As you probably expect for a common problem, someone has put a video on YouTube of themselves fixing it. The best part of this is that you can see exactly what they do and pause the video at the critical stages. Anyone of a certain age will remember trying to mend a car or bike with a Haynes manual. And as a kid, I can still remember helping my dad to connect a cooling hose after the cylinder head had been refitted, because it wasn’t clear in what order to do things (the only reason I was any use was that my hands were smaller than his).
So what’s the problem? I’ve already said that digital cameras come apart into chunks. It’s the coming apart that hurts. The connectors between sections are tiny. It’s impossible to tell by looking whether you pull, unclip or lift. This is where you want to watch someone else do it first. You can also get a sense of how much force they used.

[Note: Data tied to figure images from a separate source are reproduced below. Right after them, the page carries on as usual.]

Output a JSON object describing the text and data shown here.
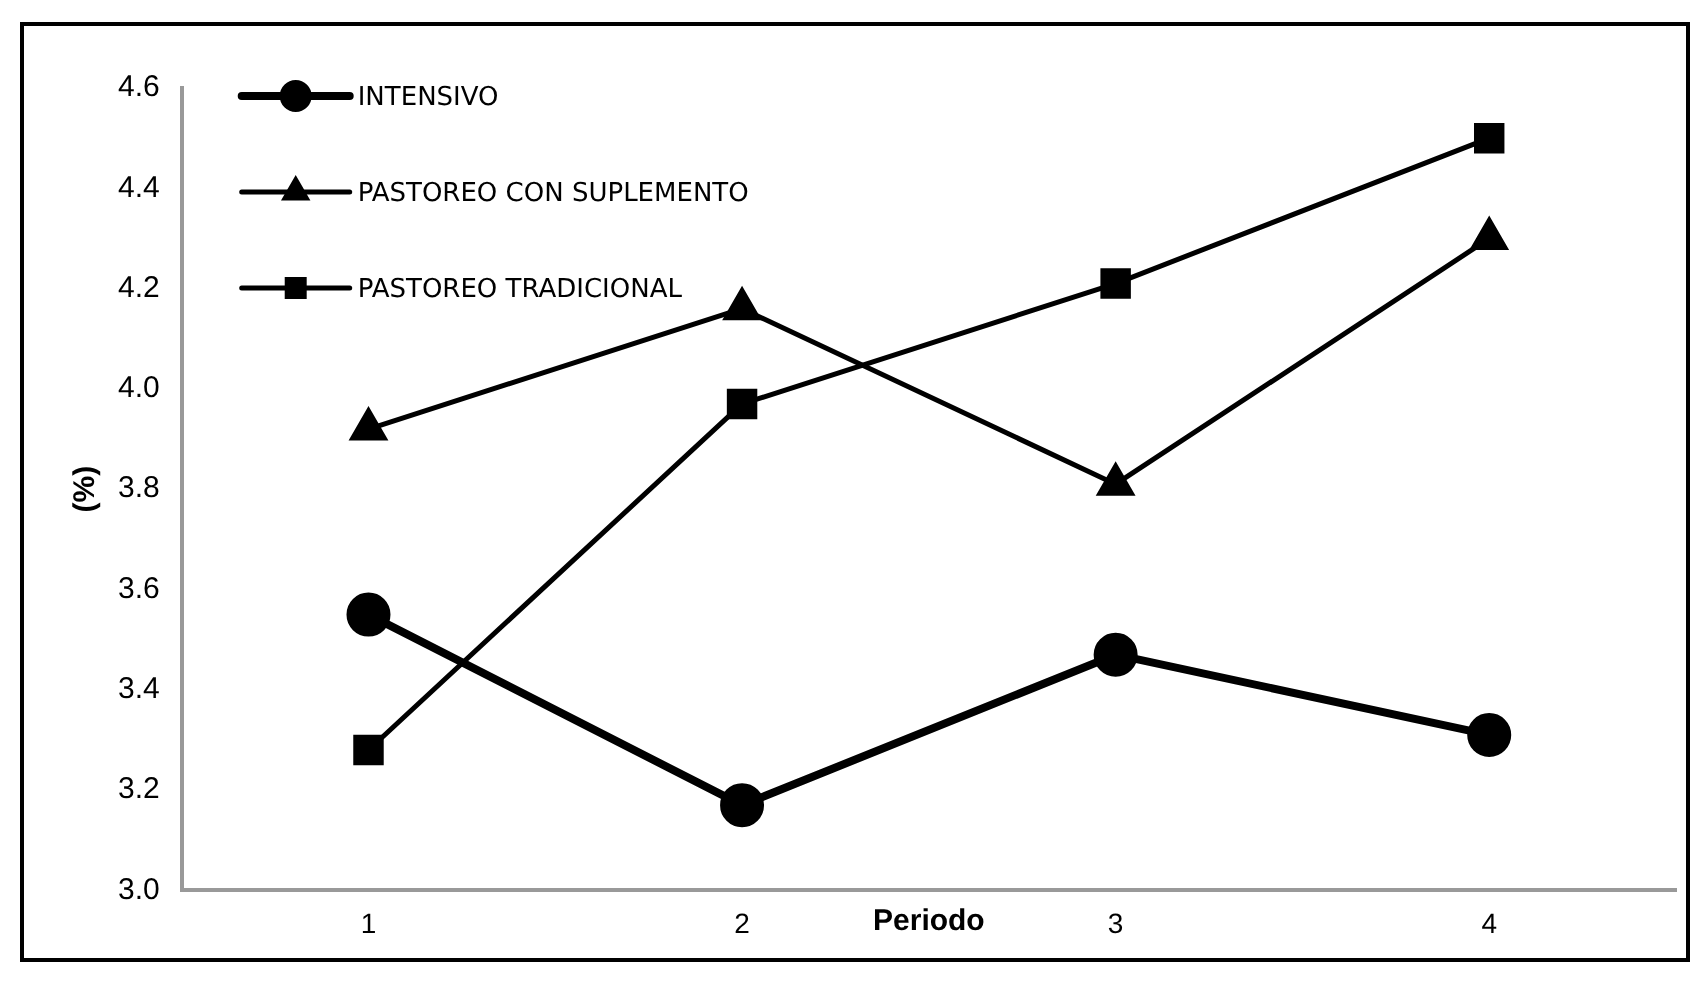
{
  "chart_data": {
    "type": "line",
    "xlabel": "Periodo",
    "ylabel": "(%)",
    "categories": [
      "1",
      "2",
      "3",
      "4"
    ],
    "series": [
      {
        "name": "INTENSIVO",
        "color": "#000000",
        "marker": "circle",
        "values": [
          3.55,
          3.17,
          3.47,
          3.31
        ]
      },
      {
        "name": "PASTOREO CON SUPLEMENTO",
        "color": "#000000",
        "marker": "triangle",
        "values": [
          3.92,
          4.16,
          3.81,
          4.3
        ]
      },
      {
        "name": "PASTOREO TRADICIONAL",
        "color": "#000000",
        "marker": "square",
        "values": [
          3.28,
          3.97,
          4.21,
          4.5
        ]
      }
    ],
    "ylim": [
      3.0,
      4.6
    ],
    "yticks": [
      {
        "value": 3.0,
        "label": "3.0"
      },
      {
        "value": 3.2,
        "label": "3.2"
      },
      {
        "value": 3.4,
        "label": "3.4"
      },
      {
        "value": 3.6,
        "label": "3.6"
      },
      {
        "value": 3.8,
        "label": "3.8"
      },
      {
        "value": 4.0,
        "label": "4.0"
      },
      {
        "value": 4.2,
        "label": "4.2"
      },
      {
        "value": 4.4,
        "label": "4.4"
      },
      {
        "value": 4.6,
        "label": "4.6"
      }
    ],
    "grid": false,
    "legend": "top left"
  }
}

The camera comes apart into sections if you undo the correct screws. It comes apart into even more pieces if you undo the wrong screws. So I sit under a bright desk lamp, YouTube on pause, gently dropping screws in order of removal onto a length of masking tape (sticky side up). I’ve taken old motorbikes apart often enough to have a method and order for where I put the loose bits. It’s also why I have thread locking compound to hand.
Sure enough, two loose screws fall out of the camera. So I put them back in with threadlock and reassemble. Could I be lucky? What do you think? Yep, still broken.
EBay is your other friend, and I order a new power board from China. Surprisingly cheap – they must sell a lot of these.
After careful stripping, fitting the new power board and reassembling, the moment of truth. Nope, still broken. When the screws fell out of the camera they were deep inside the body, so I think they must have dropped right inside and fused or broken other bits of circuitry.
What a nuisance. Even more so that the prices for the G9 seem to be high. Even broken ones are seeking more than mine cost working and with an underwater housing. But my kung fu is strong, and before long a nice working one is mine for a bit less than the original.
So what did I learn? Repairs are possible if someone else has done it before and filmed it, and if the parts are available. I now have a working camera and a replacement power board if this one suffers a loose screw. If it’s broken anyway, don’t be afraid of mending it. And internal screws need thread-lock.